Similarly, pheromones could be used to bait stink bugs in the orchards — attracting them to border row trees for example — which would reduce the amount of insecticide required to manage an outbreak, Leskey said.

Then, there is the possibility of excluding BMSB from orchards completely. Washington State University researchers are testing exclusion cages — netting that completely surrounds a tree or a block — to keep out BMSB and other large pests such as codling moths, said Betsy Beers, a WSU entomologist.

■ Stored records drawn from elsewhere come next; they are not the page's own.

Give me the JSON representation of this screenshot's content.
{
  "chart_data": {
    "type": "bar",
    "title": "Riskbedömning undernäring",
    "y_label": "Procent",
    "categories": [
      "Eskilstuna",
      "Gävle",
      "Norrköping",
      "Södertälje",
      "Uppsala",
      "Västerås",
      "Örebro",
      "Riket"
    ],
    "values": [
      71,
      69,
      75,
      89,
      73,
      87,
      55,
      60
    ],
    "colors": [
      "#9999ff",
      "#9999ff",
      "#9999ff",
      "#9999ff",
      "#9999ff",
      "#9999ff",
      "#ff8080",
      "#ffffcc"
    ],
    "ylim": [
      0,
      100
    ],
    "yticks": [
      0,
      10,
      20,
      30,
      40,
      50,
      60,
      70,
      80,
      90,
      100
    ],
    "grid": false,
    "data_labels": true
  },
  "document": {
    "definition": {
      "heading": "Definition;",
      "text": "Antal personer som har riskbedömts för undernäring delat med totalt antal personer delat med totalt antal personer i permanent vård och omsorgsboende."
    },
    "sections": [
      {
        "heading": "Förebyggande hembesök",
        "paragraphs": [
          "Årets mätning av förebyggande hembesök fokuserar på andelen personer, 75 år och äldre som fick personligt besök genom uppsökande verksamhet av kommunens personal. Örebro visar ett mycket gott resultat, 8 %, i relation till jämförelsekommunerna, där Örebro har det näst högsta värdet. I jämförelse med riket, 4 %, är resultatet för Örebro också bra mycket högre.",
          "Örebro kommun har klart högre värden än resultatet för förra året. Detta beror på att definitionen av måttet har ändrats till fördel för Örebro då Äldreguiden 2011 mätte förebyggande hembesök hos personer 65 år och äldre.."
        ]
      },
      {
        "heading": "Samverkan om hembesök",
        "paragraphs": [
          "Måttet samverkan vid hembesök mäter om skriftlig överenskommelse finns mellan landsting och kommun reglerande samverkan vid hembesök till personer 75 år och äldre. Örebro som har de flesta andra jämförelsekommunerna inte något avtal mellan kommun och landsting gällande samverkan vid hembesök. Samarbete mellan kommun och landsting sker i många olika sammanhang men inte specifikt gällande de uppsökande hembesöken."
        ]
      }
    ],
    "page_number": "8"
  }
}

Use of such netting over orchards is already popular in some places to prevent hail damage or sunburn, she said, but it’s relatively new as a non-insecticidal pest control. Initial data shows that it did keep out the pests, but it also kept out desirable insects such as lacewings and syrphid flies, and the experimental trees saw a spike in wooly apple aphids, Beers said at a presentation at the Apple Crop Protection Research Review.

Beers is also leading an effort to survey Eastern Washington for native parasitoid wasps to serve as a baseline before T. japonicus is potentially released in the state. That could be done as early as 2018, she said, but the Washington State Department of Agriculture hasn’t made any approval decision yet.

All the various control strategies are going to w important as the BMSB population continues to grow and spread, but biological control — through both encouraging native predators such as praying mantis, lacewing larva, and parasitoid wasps and introduction of T. japonicus — is the ultimate goal, Beers and Leskey agreed.

“We all agree that, ultimately, the long-term solution is going to be based on biological control because we need methods that can work across the landscape and really reduce populations in these unmanaged areas,” Leskey said.